WINONA, Minnesota (WXOW) – Winona State University is putting the finishing touches on their Native Prairie Garden. The garden is located in front of the Integrated Wellness Complex and will feature native plants that will require minimal maintenance.
The native prairie garden was dreamed up by a Winona State student Kaitlyn O'Connor for her capstone project. On Saturday, volunteers will be doing the actual transplanting of the garden.
"The idea is to develop a type of landscape that is self-sustaining," said Bruno Borsari, Associate Professor of Biology at Winona State University, "that is very biologically diverse, that requires minimum maintenance, and that will offer an opportunity to anybody to learn what the environment in this driftless area of the Upper Midwest might have looked like before settlement took place."
Besides being pretty, the garden will need minimal maintenance and will reduce storm run off and erosion. The garden will also create a habitat for bees and other pollinating insects.
The reason native prairie species are so resilient to stress is because of their vast network of underground roots.
"They are perennials," said Borsari. "So once they come and emerge from the soil they develop a root system that is so massive underground that in winter, when the part above ground dies or desiccates, from the underground the following spring a new population of plants sprouts."
This makes them perfect for a low-maintenance, self-sustaining garden.
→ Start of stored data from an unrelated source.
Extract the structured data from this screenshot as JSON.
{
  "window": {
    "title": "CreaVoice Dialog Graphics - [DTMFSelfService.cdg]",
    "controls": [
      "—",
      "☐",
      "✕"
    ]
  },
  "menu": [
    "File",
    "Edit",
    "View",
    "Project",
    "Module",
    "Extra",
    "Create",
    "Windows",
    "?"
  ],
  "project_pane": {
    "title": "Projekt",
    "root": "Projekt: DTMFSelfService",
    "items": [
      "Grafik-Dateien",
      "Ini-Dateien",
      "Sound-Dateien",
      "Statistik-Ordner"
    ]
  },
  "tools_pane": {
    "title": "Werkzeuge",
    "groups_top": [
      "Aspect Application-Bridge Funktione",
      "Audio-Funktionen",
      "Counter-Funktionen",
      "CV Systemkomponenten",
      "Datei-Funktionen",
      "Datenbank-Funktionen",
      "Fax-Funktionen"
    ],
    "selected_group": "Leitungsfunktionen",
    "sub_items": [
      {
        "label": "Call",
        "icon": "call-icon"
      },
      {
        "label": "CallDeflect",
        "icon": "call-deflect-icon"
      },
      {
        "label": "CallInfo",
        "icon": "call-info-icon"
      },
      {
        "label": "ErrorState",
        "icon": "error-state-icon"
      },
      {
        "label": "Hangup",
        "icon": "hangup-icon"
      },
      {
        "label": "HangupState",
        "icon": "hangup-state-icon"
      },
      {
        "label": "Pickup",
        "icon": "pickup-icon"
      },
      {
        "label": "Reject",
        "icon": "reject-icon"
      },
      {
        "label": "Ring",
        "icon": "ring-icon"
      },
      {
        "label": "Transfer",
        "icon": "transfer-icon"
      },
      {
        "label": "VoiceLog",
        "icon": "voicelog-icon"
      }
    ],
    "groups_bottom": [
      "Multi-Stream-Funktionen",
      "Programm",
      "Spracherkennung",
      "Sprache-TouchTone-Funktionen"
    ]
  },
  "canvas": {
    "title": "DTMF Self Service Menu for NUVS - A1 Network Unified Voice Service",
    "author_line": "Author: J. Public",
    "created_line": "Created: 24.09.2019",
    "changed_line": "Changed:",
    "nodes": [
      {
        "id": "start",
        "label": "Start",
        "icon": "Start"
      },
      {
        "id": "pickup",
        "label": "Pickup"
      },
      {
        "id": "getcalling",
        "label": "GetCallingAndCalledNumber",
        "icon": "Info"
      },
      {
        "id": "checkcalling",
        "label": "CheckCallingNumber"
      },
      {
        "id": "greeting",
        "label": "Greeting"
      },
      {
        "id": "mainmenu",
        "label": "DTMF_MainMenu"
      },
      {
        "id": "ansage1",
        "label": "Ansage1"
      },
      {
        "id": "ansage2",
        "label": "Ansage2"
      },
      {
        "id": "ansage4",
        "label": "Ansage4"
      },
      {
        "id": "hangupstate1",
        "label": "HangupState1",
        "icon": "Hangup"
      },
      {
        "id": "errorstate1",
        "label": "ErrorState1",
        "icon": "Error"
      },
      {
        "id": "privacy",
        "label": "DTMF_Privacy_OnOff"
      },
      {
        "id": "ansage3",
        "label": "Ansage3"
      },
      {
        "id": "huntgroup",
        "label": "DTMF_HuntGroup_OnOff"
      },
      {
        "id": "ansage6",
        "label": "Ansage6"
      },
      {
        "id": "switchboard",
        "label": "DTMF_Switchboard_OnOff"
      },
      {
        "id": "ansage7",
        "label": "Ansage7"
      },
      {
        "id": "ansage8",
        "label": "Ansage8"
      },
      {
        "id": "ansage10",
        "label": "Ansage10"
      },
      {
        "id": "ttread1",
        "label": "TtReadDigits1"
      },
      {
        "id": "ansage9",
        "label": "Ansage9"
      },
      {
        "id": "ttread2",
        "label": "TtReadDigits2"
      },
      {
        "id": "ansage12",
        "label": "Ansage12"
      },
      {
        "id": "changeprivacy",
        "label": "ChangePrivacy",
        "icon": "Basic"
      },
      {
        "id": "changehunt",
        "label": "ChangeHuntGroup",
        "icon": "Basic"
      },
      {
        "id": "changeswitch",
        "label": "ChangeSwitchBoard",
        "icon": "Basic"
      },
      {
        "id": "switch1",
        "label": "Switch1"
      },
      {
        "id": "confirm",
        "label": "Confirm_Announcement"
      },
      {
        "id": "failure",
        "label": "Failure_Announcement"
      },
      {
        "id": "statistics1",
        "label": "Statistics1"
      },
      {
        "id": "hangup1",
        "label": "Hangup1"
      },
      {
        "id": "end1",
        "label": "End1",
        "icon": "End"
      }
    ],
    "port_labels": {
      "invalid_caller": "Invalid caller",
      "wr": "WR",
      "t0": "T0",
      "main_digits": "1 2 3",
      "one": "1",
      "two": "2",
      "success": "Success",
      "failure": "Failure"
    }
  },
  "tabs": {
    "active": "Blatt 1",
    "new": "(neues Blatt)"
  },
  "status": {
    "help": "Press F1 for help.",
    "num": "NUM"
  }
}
"If you have a well established plant population of native perennials then you do not need to basically irrigate, fertilize or to be much concerned about protecting the plants from pathogens or insects or other parasites," said Borsari. "So the landscape becomes, I would say, relatively self-sustaining."
The garden will be completely finished sometime next week and will be open to the public to view. But don't be disappointed if the plants are still small this year. Borsari said it is the nature of prairie life to get more vibrant as the years go on.
"Probably this year the garden will not be extremely showy," said Borsari. "The point is allowing the vegetation to develop under the soil because it is from under the soil the next spring and then the following years many more plants will sprout. So my expectation is that [in coming years] all these brown patches will become completely colonized by native plants. Then we will have a solid cover of different colors that will become very attractive."
Within the next year, all the plants in the garden will be labeled with their scientific and common names and with an identification code. Visitors will be able to scan this code with their smart phone to find out more information about the plant on an online database.